Mr Anderson said that these same people “have always been the people who have betrayed our legal rights and interests.”

“I say, these people are not able to demonstrate any real achievements that they have influenced in the past forty years. The medical services, some housing companies and legal services which continue to this day are the achievements of the 1970s Black Power movement.”

“Everything we have, we achieved by getting on the streets and fighting for them.
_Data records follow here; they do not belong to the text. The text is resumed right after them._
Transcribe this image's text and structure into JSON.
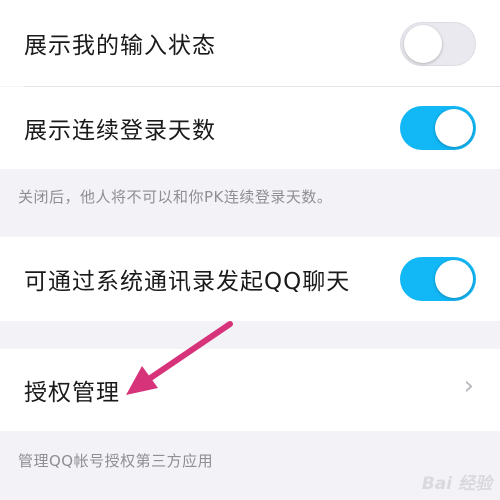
{
  "settings": {
    "typing_status": {
      "label": "展示我的输入状态",
      "enabled": false
    },
    "login_days": {
      "label": "展示连续登录天数",
      "enabled": true
    },
    "login_days_hint": "关闭后，他人将不可以和你PK连续登录天数。",
    "contacts_chat": {
      "label": "可通过系统通讯录发起QQ聊天",
      "enabled": true
    },
    "authorization": {
      "label": "授权管理",
      "chevron": "›"
    },
    "authorization_hint": "管理QQ帐号授权第三方应用"
  },
  "colors": {
    "toggle_on": "#12b7f5",
    "toggle_off": "#e9e9ef",
    "arrow": "#d6337a",
    "background": "#f2f2f7"
  },
  "watermark": "Bai 经验"
}
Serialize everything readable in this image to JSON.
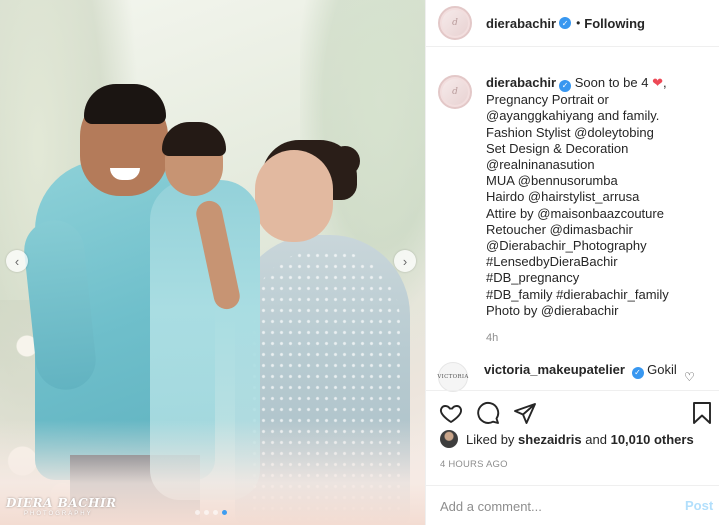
{
  "photo": {
    "watermark_title": "DIERA BACHIR",
    "watermark_subtitle": "PHOTOGRAPHY",
    "nav_prev_icon": "chevron-left-icon",
    "nav_next_icon": "chevron-right-icon",
    "carousel_dots": 4,
    "carousel_active_index": 3
  },
  "header": {
    "avatar_text": "dierabachir",
    "username": "dierabachir",
    "separator": "•",
    "follow_label": "Following"
  },
  "caption": {
    "username": "dierabachir",
    "lines": [
      "Soon to be 4",
      "Pregnancy Portrait or",
      "@ayanggkahiyang and family.",
      "Fashion Stylist @doleytobing",
      "Set Design & Decoration",
      "@realninanasution",
      "MUA @bennusorumba",
      "Hairdo @hairstylist_arrusa",
      "Attire by @maisonbaazcouture",
      "Retoucher @dimasbachir",
      "@Dierabachir_Photography",
      "#LensedbyDieraBachir",
      "#DB_pregnancy",
      "#DB_family #dierabachir_family",
      "Photo by @dierabachir"
    ],
    "time": "4h",
    "accent_color": "#ed4956"
  },
  "comment": {
    "avatar_text": "VICTORIA",
    "username": "victoria_makeupatelier",
    "text": "Gokil"
  },
  "actions": {
    "like_icon": "heart-icon",
    "comment_icon": "comment-icon",
    "share_icon": "share-icon",
    "save_icon": "bookmark-icon"
  },
  "likes": {
    "prefix": "Liked by ",
    "user": "shezaidris",
    "middle": " and ",
    "count": "10,010 others"
  },
  "date": "4 HOURS AGO",
  "add_comment": {
    "placeholder": "Add a comment...",
    "post_label": "Post"
  },
  "colors": {
    "verified": "#3897f0",
    "post_disabled": "#b2dffc",
    "muted": "#8e8e8e"
  }
}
Nobody gave us anything.”

“The Aboriginal Embassy is a testament to the fact that we are independent sovereign peoples,” said Mr Anderson.

He said if Native Title holders have not inserted a “special clause in the ILUAs” then they are ceding their sovereign rights for pittance compensation from developers and miners.

“We as First Nations peoples are not Australians.”

“Under international law we have the right to revolt and the United Nations is obligated by law to assist us in our efforts to be liberated.”

“I appeal once again to all our countrymen and women to think about what you are doing when you sign an ILUA, for you are in fact ceding your sovereignty for a few crumbs.”